Calcium—in the soil, tree & fruit (part 4)

Pre-harvest calcium sprays and post-harvest dip: The calcium from pre-harvest sprays must move into fruit through their surfaces, and only a very limited increase in the concentration of calcium can be achieved in this way. Therefore, most of the necessary calcium must move into the fruit via the roots.

Calcium for apples
It has long been recognised in the apple industry that it is essential to apply extra calcium to fruit which are susceptible to calcium-related disorders such as bitter pit. The most effective and efficient method is to spray calcium regularly during the growing season.

Coupled with sap and fruit analyses, calcium sprays can effectively control bitter pit in susceptible varieties. Calcium sprays must be regarded as a top-up, not a substitute for poor management of trees.

Bitter pit
Bitter pit has long been a disorder in apple orchards of the world.
Bitter pit appears as small, brown, dried and sunken corky pits of collapsed cells. Most of the pitting is just below the skin and primarily at the calyx end of the apple.

Although bitter pit can develop in the orchard as tree pit, most of the pit develops after harvest and in storage as storage pit.

Foliar applications
Foliar applications of calcium mid to late in the season are preferable to early applications. The sprays must come in contact with the fruit, because calcium is not very mobile within the tree.

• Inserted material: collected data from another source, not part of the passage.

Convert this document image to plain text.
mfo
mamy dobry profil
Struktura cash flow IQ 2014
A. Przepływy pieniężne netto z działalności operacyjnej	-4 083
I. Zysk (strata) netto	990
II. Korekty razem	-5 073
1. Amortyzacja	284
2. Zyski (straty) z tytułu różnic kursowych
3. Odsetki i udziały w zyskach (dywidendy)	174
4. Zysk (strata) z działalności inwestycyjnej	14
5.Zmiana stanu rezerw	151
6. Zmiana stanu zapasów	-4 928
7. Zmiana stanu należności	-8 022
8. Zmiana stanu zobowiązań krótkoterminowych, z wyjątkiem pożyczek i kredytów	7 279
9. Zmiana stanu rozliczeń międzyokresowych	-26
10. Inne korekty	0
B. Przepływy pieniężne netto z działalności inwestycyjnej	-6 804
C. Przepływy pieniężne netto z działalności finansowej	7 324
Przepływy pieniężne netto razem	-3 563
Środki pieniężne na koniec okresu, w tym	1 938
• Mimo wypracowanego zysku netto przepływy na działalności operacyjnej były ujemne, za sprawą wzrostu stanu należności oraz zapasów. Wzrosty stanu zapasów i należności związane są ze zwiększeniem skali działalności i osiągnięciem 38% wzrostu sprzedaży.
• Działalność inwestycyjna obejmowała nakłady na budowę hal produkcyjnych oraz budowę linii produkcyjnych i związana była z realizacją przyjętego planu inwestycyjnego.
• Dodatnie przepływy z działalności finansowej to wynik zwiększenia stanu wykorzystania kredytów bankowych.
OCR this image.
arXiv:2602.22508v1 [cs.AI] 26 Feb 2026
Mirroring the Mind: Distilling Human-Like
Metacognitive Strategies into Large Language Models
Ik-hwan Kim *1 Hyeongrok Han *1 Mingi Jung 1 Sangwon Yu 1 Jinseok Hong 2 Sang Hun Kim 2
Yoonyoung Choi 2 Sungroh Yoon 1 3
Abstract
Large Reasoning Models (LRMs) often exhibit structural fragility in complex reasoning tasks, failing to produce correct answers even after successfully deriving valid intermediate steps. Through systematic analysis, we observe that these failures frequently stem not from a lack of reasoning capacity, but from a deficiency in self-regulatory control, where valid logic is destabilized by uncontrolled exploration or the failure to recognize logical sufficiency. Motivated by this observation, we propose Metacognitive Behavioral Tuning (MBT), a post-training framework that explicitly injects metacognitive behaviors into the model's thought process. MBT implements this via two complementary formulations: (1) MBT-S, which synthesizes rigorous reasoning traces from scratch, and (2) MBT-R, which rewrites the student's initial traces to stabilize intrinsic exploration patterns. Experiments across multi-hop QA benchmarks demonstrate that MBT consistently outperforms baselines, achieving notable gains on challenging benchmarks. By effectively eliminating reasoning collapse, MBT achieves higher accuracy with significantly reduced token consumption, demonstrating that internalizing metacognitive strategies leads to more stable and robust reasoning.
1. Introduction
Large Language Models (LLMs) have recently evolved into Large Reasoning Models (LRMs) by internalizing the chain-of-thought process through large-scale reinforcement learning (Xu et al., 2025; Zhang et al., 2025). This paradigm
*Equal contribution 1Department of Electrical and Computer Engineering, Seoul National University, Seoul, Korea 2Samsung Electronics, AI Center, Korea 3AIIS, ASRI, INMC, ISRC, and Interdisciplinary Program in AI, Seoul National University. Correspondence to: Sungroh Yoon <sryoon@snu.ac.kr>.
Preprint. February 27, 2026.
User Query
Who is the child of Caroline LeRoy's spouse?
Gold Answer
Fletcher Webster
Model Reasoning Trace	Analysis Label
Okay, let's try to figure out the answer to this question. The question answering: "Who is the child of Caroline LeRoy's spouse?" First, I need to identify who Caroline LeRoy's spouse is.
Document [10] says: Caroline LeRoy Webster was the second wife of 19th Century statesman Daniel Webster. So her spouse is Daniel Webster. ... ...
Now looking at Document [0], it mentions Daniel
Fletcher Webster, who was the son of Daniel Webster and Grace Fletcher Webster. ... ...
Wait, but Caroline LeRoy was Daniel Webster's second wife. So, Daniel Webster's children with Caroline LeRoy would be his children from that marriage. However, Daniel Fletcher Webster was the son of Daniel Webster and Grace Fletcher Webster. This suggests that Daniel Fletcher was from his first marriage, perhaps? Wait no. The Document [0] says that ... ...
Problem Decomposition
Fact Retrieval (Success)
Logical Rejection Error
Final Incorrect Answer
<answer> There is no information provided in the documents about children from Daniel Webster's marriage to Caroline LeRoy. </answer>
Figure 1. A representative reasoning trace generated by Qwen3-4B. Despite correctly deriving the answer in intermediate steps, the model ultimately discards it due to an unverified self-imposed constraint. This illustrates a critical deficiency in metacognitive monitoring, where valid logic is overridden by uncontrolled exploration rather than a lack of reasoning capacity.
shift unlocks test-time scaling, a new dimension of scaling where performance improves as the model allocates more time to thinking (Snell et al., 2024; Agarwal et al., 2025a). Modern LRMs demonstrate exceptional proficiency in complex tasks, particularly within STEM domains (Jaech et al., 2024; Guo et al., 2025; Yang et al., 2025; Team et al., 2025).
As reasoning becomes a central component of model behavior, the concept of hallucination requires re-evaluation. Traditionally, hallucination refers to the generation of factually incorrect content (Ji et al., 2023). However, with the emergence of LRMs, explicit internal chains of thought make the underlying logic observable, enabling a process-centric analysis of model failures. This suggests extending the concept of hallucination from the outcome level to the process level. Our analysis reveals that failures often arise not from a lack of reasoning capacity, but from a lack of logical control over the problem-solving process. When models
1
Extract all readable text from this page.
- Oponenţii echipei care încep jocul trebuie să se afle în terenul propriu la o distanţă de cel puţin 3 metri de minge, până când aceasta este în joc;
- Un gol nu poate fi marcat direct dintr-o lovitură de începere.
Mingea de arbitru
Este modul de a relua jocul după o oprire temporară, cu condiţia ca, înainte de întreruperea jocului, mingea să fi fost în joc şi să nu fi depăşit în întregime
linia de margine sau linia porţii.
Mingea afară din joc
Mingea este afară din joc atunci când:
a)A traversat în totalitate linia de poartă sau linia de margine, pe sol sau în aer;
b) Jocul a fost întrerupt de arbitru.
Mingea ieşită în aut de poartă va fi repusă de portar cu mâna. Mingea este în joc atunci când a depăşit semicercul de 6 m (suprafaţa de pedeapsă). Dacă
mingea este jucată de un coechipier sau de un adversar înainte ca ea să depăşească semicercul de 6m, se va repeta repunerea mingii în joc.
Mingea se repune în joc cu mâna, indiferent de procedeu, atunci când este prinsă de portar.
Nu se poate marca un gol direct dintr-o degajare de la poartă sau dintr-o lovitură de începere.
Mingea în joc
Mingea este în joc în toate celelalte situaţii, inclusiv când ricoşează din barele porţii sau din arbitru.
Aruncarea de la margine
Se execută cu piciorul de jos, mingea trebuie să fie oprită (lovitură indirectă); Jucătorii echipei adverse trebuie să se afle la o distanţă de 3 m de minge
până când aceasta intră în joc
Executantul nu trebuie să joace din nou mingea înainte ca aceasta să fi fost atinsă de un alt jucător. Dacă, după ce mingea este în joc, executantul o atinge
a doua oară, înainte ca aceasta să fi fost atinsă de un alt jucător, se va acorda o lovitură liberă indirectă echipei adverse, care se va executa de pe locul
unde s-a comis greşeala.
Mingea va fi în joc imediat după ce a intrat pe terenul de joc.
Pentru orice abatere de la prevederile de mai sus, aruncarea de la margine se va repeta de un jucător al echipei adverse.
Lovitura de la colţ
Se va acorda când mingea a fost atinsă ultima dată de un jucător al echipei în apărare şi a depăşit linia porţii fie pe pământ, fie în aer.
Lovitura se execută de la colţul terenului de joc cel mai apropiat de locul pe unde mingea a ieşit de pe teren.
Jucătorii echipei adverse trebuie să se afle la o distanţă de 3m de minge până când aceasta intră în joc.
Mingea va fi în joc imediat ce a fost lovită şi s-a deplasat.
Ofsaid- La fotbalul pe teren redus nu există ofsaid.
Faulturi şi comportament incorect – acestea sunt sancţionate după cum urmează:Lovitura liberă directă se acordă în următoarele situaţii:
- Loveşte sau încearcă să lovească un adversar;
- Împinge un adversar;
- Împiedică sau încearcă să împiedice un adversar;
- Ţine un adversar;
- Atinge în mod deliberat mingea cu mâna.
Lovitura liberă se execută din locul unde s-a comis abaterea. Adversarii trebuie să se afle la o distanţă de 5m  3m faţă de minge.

The amount of calcium that penetrates into a fruit can be increased by higher concentration of sprays and dip, although spray concentrations of calcium higher than 4 per cent may damage fruit and leaves.

Fruit takes up calcium while it is in solution, so you need to make sure that the sprays dry slowly. That is, apply the sprays during cool, humid weather with little wind.

Surfactants
Surfactants lower the surface tension of solutions, so help to spread calcium across the skins of the fruit.

Surfactants and penetrants can also change the chemical or physical nature of the cuticle, making this waxy layer more permeable to calcium.

Standard calcium spray
The standard calcium spray is calcium chloride or calcium nitrate.
The biggest problem with calcium chloride is that it can cause leaf burn, especially when sprayed on warm days.

There are numerous commercial sprays that contain calcium other than calcium chloride or calcium nitrate. However, many of them can be less effective, or not more effective, than are chloride and nitrate.

The benefit is proportional to the amount of calcium that you apply.
If you use the other sprays, make sure that you always apply the amount of calcium equivalent to the standard calcium chloride spray.

Calcium and stone fruit
Stone fruit do not usually suffer from low calcium. However, firmness and storage life of fruit have been improved for apricots sprayed with two calcium foliar sprays four weeks and two weeks before harvest.

Such sprays are important if fruit set is light, fruit is large and trees are very vigorous.

Based on sap tests, fertigation of trees with a liquid soluble calcium formulation have in some orchards eliminated the need for calcium sprays.

Post harvest dips
A post-harvest dip or drench of calcium is an effective way of putting extra calcium in apples.

A 20-second drench was found to add 60 ppm calcium to the fruit tissue, where disorders begin, and thereby reduce the development of post-harvest disorders.

Calcium sprays and dips will never be the cure-all for poor management of the orchard. When you have problems related to calcium in your fruit, there is something wrong in your orchard or the climate.

It might be pruning, irrigation, fertilisers, crop load or heat waves. Calcium sprays can reduce, not eliminate, calcium related disorders, while the rest have to be taken care of by improved management with Mother Nature’s cooperation.